“The boarding car,” Lily said. “Stunning, isn’t it?”
“I thought the carriage we came from was the boarding car?” Raya glanced back at the frame they had just stepped through. A star-filled horizon stared back at her.
“We haven’t left it.” Lily patted the oak’s trunk. “But now you can view and appreciate the décor the boarding team meticulously prepared to welcome you on board. Do you like it?”
A force, the kind that pushed against you when you took a sharp turn, shoved Raya to the grass. The ground rumbled against her cheek. She sat up, her palms pressed to the vibrating soil. “We’re moving.”
“Like I said, the train never stops.”
Raya stood up and spat out dirt. “This isn’t a train.”
“Do you ride the subway often, Ms. Sia?”
“Yes. Why?”
“Good. That makes my job a lot easier. A stranger to trains would have a harder time understanding what the Elsewhere Express is. A regular rider such as yourself should be more than familiar with the vacant stares that fill a train car.”
The glazed stares of the subway passengers who had left their seats and disappeared into their daydreams flashed in Raya’s mind. “What if I am?”
“This means that you already know the truth about trains,” Lily said. “Every train, no matter how full, is—”

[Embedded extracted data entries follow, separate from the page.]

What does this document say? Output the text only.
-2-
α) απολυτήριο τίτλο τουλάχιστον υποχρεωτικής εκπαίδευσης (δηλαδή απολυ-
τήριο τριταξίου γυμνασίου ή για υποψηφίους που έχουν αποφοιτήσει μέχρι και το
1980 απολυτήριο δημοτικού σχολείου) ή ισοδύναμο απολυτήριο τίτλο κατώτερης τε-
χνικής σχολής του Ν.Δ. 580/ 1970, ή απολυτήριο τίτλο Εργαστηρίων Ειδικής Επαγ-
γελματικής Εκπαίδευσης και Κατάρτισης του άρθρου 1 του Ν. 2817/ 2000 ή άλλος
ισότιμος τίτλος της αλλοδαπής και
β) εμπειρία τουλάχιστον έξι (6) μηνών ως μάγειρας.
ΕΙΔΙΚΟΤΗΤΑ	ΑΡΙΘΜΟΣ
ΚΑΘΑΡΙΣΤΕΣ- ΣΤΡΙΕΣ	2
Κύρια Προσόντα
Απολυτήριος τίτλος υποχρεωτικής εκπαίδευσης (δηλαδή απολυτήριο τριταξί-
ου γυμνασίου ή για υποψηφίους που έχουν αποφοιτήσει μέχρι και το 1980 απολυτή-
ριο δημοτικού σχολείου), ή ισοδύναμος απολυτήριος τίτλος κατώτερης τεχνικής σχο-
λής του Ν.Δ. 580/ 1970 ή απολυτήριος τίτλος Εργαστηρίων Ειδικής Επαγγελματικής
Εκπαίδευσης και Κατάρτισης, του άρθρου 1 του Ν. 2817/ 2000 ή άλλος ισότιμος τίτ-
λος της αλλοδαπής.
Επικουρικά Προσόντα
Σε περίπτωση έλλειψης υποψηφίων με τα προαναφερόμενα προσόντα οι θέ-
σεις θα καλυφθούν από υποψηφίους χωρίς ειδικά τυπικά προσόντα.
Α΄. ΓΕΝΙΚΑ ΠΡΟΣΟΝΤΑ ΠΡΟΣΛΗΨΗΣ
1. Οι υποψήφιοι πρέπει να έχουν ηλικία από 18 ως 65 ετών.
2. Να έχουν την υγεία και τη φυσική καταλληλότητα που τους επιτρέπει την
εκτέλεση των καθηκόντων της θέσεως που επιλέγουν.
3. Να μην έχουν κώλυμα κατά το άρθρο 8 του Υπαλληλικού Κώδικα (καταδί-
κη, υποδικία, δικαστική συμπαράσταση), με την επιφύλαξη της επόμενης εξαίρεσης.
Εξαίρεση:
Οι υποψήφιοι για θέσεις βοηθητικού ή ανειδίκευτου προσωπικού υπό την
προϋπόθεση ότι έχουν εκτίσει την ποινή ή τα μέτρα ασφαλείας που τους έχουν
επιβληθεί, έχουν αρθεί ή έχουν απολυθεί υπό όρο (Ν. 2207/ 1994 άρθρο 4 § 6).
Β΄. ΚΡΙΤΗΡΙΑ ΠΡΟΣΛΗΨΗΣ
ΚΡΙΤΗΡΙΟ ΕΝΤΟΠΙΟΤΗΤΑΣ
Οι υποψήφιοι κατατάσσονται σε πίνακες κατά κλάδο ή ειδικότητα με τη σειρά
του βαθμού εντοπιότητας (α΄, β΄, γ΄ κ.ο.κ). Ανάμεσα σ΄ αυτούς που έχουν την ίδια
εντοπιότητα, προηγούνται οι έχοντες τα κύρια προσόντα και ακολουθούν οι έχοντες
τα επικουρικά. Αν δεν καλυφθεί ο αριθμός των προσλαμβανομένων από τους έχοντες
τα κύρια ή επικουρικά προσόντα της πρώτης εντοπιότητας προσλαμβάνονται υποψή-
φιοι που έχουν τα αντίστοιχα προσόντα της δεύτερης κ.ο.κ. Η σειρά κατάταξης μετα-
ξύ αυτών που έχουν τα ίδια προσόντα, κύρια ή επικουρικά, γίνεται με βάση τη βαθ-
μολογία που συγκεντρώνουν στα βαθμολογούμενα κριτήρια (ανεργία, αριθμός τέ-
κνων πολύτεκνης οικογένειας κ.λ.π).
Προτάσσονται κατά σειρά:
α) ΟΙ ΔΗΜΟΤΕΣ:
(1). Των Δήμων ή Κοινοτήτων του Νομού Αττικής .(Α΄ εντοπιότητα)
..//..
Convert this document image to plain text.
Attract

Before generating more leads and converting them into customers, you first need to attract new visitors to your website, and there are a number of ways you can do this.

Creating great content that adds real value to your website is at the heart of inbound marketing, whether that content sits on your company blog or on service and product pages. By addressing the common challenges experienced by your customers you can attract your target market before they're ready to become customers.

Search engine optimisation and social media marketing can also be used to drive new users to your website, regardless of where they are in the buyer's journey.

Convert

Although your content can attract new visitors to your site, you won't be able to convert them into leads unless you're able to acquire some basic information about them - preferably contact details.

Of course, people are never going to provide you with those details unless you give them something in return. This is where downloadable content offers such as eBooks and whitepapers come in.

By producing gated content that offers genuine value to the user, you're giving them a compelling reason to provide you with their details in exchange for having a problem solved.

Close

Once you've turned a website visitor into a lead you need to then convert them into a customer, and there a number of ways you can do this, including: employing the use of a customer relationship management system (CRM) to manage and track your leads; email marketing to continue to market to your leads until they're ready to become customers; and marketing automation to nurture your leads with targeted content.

“Empty.” The word slipped from Raya’s lips so quietly that she wondered if she had said it out loud.
Lily nodded. “Thoughts carry people away. Once created, thoughts don’t just vanish into thin air. They can’t. They need a place to go.” Lily looked out at the meadow. “And so, those thoughts come here.”
Raya’s head throbbed.
“Some passengers find it easier to grasp what the Elsewhere Express is when it’s broken up into parts.” Lily gazed up at the canopy of glowing numbers. “This tree, for example, grew from the imagination of a young man pondering his math exam.”
“You’re telling me that this whole place is someone’s daydream?”
Lily shook her head. “No, that would be impossible. There aren’tany daydreams this large. This tree is from the young man, but the meadow is from a daydream of a passenger who was picturing the animal sanctuary she’s hoping to build one day. Mr. Nakamura, in my opinion, couldn’t have made a better choice. Many on the Elsewhere Express see the train as a kind of sanctuary too.”
Lily’s words screeched like fingernails down a chalkboard in Raya’s ears.
“Is something wrong, Ms. Sia?”
Bile churned in Raya’s stomach. “The Elsewhere Express is a sanctuary…”
Lily smiled. “That’s correct.”
“A place where the lost and helpless go.” The edges of Raya’s voice hardened and hissed like iron quenched in water.
Lily’s smile slipped off. “That’s not what I meant.”
Raya pulled her spine as straight as she could. “I didn’t ask to be rescued.”
“Neither did anyone force you to board this train, Ms. Sia. All the Elsewhere Express did was open its doors.” Lily refastened her smile, tugging it wider than before. “And speaking of doors, the boarding car’s exit is over there.” She gestured to an empty stretch of grass to the left of the tree.
Raya squinted at the fluttering leafy shadows. “There’s nothing there.”
“That’s why we brought the frame. Do you mind holding it up?”
Raya kept the frame firmly at her side. She had clung to the edge of reason from the moment she found herself inside a strange vintage train car. To do as Lily asked was to pry her fingers from this cliff and fall. “Then what? We step into another train car that looks nothing like a train car? I drown in more questions that you’ll continue to ignore?”
“The sooner we leave the boarding car, the sooner you’ll have your answers, Ms. Sia. I’ll tell you everything you need to know at the passenger orientation.”
Raya clenched and unclenched her jaw. If she was going to have any hope of finding her way home, she needed to know where she was. Her fingers trembled around the gilded frame. She lifted it tothe level of her eye, copying what she had seen Lily do. Blurry golden strings coiled, twisted, and twirled inside it.